Siding with the European Commission that brought the case, the court ruled the German government had failed to adopt measures to ensure compliance with EU air quality rules.Germany must now comply or face further legal action.

Since 2016, however, most regions concerned have reined in NO2 pollution to comply with the EU limits, aided by a shift to less polluting cars and local measures like driving bans, speed limits and switching to low-emission buses.

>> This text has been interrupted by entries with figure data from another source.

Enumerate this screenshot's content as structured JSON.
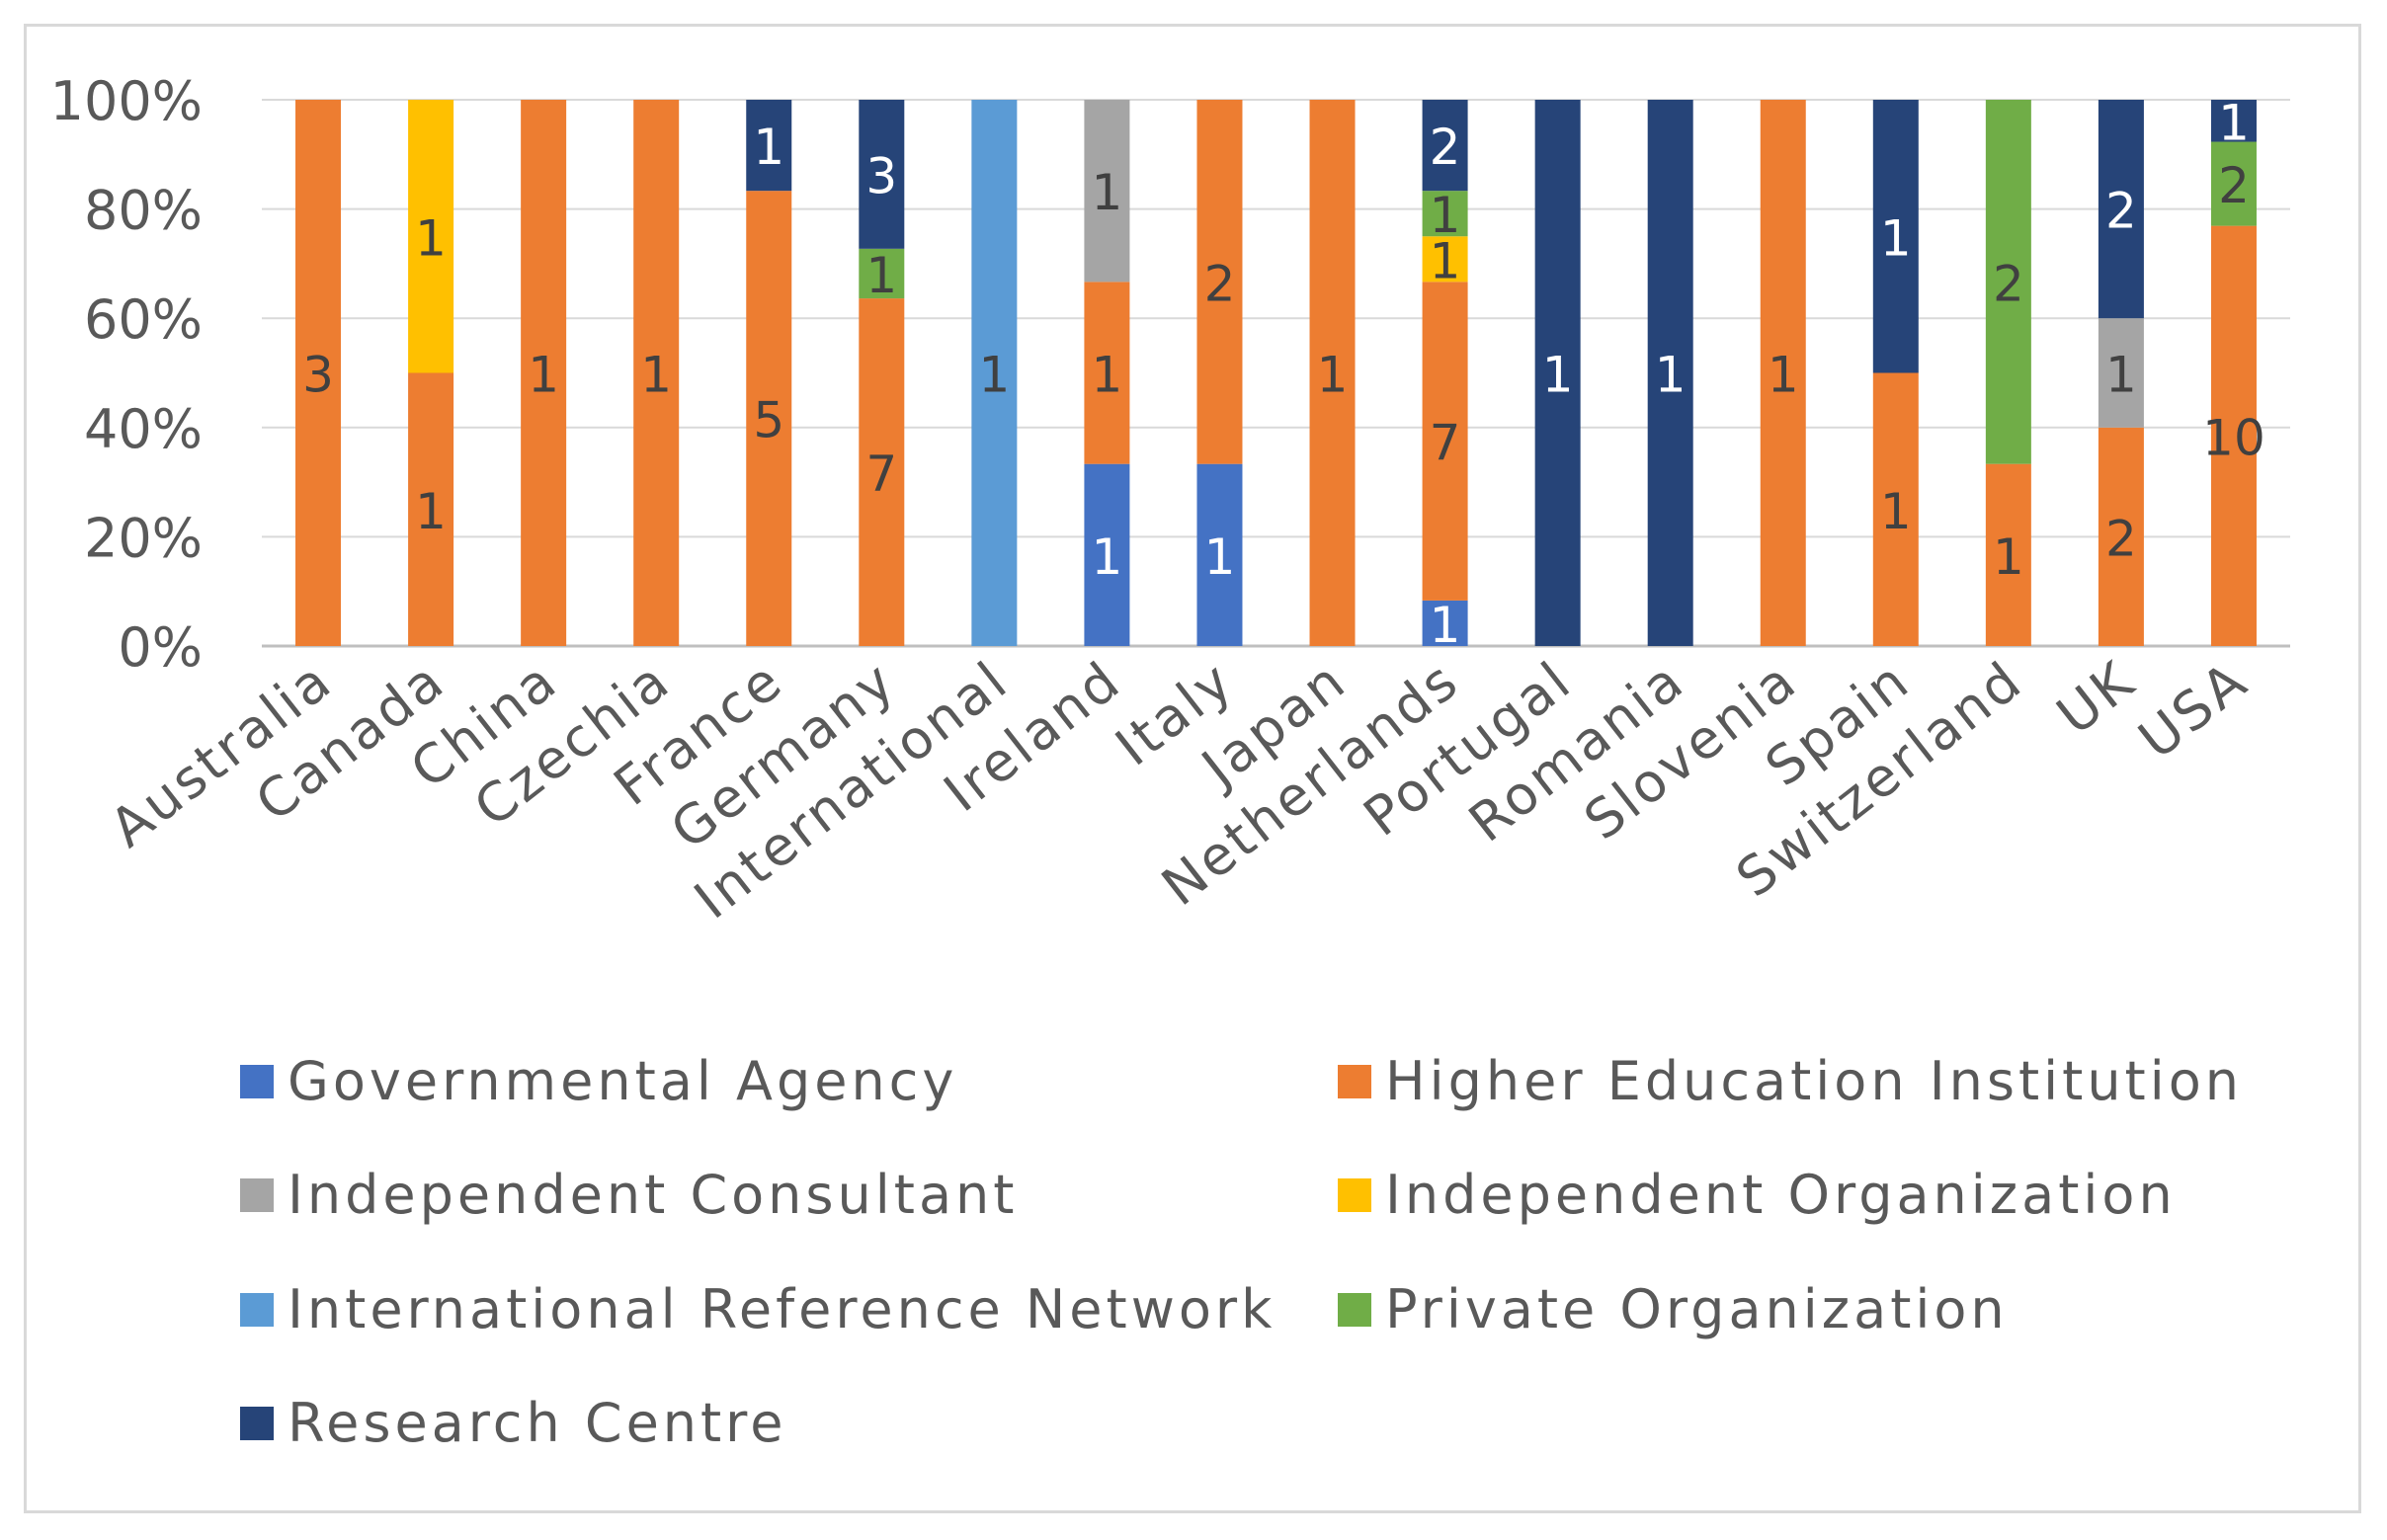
{
  "chart_data": {
    "type": "bar",
    "stacked": "percent",
    "title": "",
    "xlabel": "",
    "ylabel": "",
    "ylim": [
      0,
      100
    ],
    "yticks": [
      "0%",
      "20%",
      "40%",
      "60%",
      "80%",
      "100%"
    ],
    "grid": true,
    "legend_position": "bottom",
    "categories": [
      "Australia",
      "Canada",
      "China",
      "Czechia",
      "France",
      "Germany",
      "International",
      "Ireland",
      "Italy",
      "Japan",
      "Netherlands",
      "Portugal",
      "Romania",
      "Slovenia",
      "Spain",
      "Switzerland",
      "UK",
      "USA"
    ],
    "series": [
      {
        "name": "Governmental Agency",
        "color": "#4472c4",
        "label_color": "#ffffff",
        "values": [
          0,
          0,
          0,
          0,
          0,
          0,
          0,
          1,
          1,
          0,
          1,
          0,
          0,
          0,
          0,
          0,
          0,
          0
        ]
      },
      {
        "name": "Higher Education Institution",
        "color": "#ed7d31",
        "label_color": "#404040",
        "values": [
          3,
          1,
          1,
          1,
          5,
          7,
          0,
          1,
          2,
          1,
          7,
          0,
          0,
          1,
          1,
          1,
          2,
          10
        ]
      },
      {
        "name": "Independent Consultant",
        "color": "#a5a5a5",
        "label_color": "#404040",
        "values": [
          0,
          0,
          0,
          0,
          0,
          0,
          0,
          1,
          0,
          0,
          0,
          0,
          0,
          0,
          0,
          0,
          1,
          0
        ]
      },
      {
        "name": "Independent Organization",
        "color": "#ffc000",
        "label_color": "#404040",
        "values": [
          0,
          1,
          0,
          0,
          0,
          0,
          0,
          0,
          0,
          0,
          1,
          0,
          0,
          0,
          0,
          0,
          0,
          0
        ]
      },
      {
        "name": "International Reference Network",
        "color": "#5b9bd5",
        "label_color": "#404040",
        "values": [
          0,
          0,
          0,
          0,
          0,
          0,
          1,
          0,
          0,
          0,
          0,
          0,
          0,
          0,
          0,
          0,
          0,
          0
        ]
      },
      {
        "name": "Private Organization",
        "color": "#70ad47",
        "label_color": "#404040",
        "values": [
          0,
          0,
          0,
          0,
          0,
          1,
          0,
          0,
          0,
          0,
          1,
          0,
          0,
          0,
          0,
          2,
          0,
          2
        ]
      },
      {
        "name": "Research Centre",
        "color": "#264478",
        "label_color": "#ffffff",
        "values": [
          0,
          0,
          0,
          0,
          1,
          3,
          0,
          0,
          0,
          0,
          2,
          1,
          1,
          0,
          1,
          0,
          2,
          1
        ]
      }
    ]
  }
}
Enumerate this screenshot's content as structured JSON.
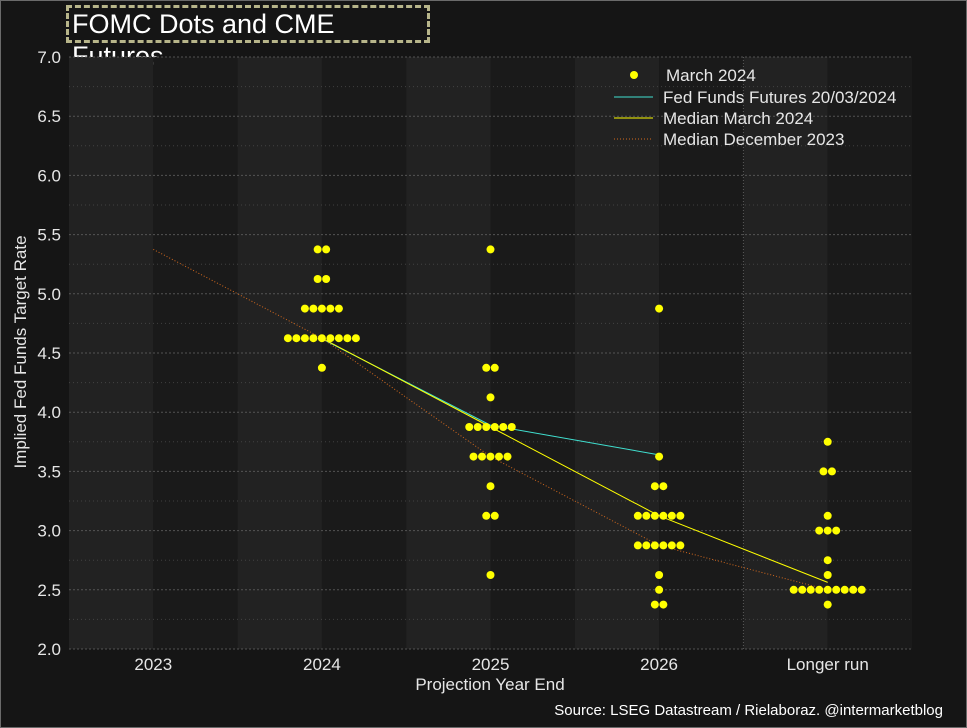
{
  "header": {
    "title": "FOMC Dots and CME Futures"
  },
  "footer": {
    "source": "Source: LSEG Datastream / Rielaboraz. @intermarketblog"
  },
  "colors": {
    "background": "#151515",
    "band_dark": "#1a1a1a",
    "band_light": "#222222",
    "grid": "#5a5a5a",
    "dots": "#ffff00",
    "futures": "#40e0d0",
    "median_march": "#ffff00",
    "median_december": "#d2691e"
  },
  "chart_data": {
    "type": "scatter",
    "xlabel": "Projection Year End",
    "ylabel": "Implied Fed Funds Target Rate",
    "categories": [
      "2023",
      "2024",
      "2025",
      "2026",
      "Longer run"
    ],
    "ylim": [
      2.0,
      7.0
    ],
    "yticks": [
      "2.0",
      "2.5",
      "3.0",
      "3.5",
      "4.0",
      "4.5",
      "5.0",
      "5.5",
      "6.0",
      "6.5",
      "7.0"
    ],
    "grid": true,
    "legend_position": "top-right",
    "dots": {
      "name": "March 2024",
      "points": [
        {
          "category": "2024",
          "value": 5.375,
          "count": 2
        },
        {
          "category": "2024",
          "value": 5.125,
          "count": 2
        },
        {
          "category": "2024",
          "value": 4.875,
          "count": 5
        },
        {
          "category": "2024",
          "value": 4.625,
          "count": 9
        },
        {
          "category": "2024",
          "value": 4.375,
          "count": 1
        },
        {
          "category": "2025",
          "value": 5.375,
          "count": 1
        },
        {
          "category": "2025",
          "value": 4.375,
          "count": 2
        },
        {
          "category": "2025",
          "value": 4.125,
          "count": 1
        },
        {
          "category": "2025",
          "value": 3.875,
          "count": 6
        },
        {
          "category": "2025",
          "value": 3.625,
          "count": 5
        },
        {
          "category": "2025",
          "value": 3.375,
          "count": 1
        },
        {
          "category": "2025",
          "value": 3.125,
          "count": 2
        },
        {
          "category": "2025",
          "value": 2.625,
          "count": 1
        },
        {
          "category": "2026",
          "value": 4.875,
          "count": 1
        },
        {
          "category": "2026",
          "value": 3.625,
          "count": 1
        },
        {
          "category": "2026",
          "value": 3.375,
          "count": 2
        },
        {
          "category": "2026",
          "value": 3.125,
          "count": 6
        },
        {
          "category": "2026",
          "value": 2.875,
          "count": 6
        },
        {
          "category": "2026",
          "value": 2.625,
          "count": 1
        },
        {
          "category": "2026",
          "value": 2.5,
          "count": 1
        },
        {
          "category": "2026",
          "value": 2.375,
          "count": 2
        },
        {
          "category": "Longer run",
          "value": 3.75,
          "count": 1
        },
        {
          "category": "Longer run",
          "value": 3.5,
          "count": 2
        },
        {
          "category": "Longer run",
          "value": 3.125,
          "count": 1
        },
        {
          "category": "Longer run",
          "value": 3.0,
          "count": 3
        },
        {
          "category": "Longer run",
          "value": 2.75,
          "count": 1
        },
        {
          "category": "Longer run",
          "value": 2.625,
          "count": 1
        },
        {
          "category": "Longer run",
          "value": 2.5,
          "count": 9
        },
        {
          "category": "Longer run",
          "value": 2.375,
          "count": 1
        }
      ]
    },
    "series": [
      {
        "name": "Fed Funds Futures 20/03/2024",
        "style": "solid",
        "points": [
          {
            "category": "2024",
            "value": 4.62
          },
          {
            "category": "2025",
            "value": 3.89
          },
          {
            "category": "2026",
            "value": 3.64
          }
        ]
      },
      {
        "name": "Median March 2024",
        "style": "solid",
        "points": [
          {
            "category": "2024",
            "value": 4.625
          },
          {
            "category": "2025",
            "value": 3.875
          },
          {
            "category": "2026",
            "value": 3.125
          },
          {
            "category": "Longer run",
            "value": 2.5625
          }
        ]
      },
      {
        "name": "Median December 2023",
        "style": "dotted",
        "points": [
          {
            "category": "2023",
            "value": 5.375
          },
          {
            "category": "2024",
            "value": 4.625
          },
          {
            "category": "2025",
            "value": 3.625
          },
          {
            "category": "2026",
            "value": 2.875
          },
          {
            "category": "Longer run",
            "value": 2.5
          }
        ]
      }
    ]
  }
}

In 2020, six German cities breached the annual mean limit of 40 micrograms of NO2 per cubic metre of air, down from 90 cities in 2016, according to government data.

Munich and Stuttgart were among those still breaching the law last year.

Road transport is the main source of NO2 emissions, meaning urban areas tend to be hit hardest.

Annual premature deaths attributable to NO2 emissions in the EU have more than halved since 2009, but still totalled 54,000 premature deaths in 2018, according to the European Environment Agency.

Previous rulings from the Luxembourg-based court have also found France and Britain guilty of illegal NO2 pollution, while countries including Hungary, Sweden and Italy have breached particulate matter limits.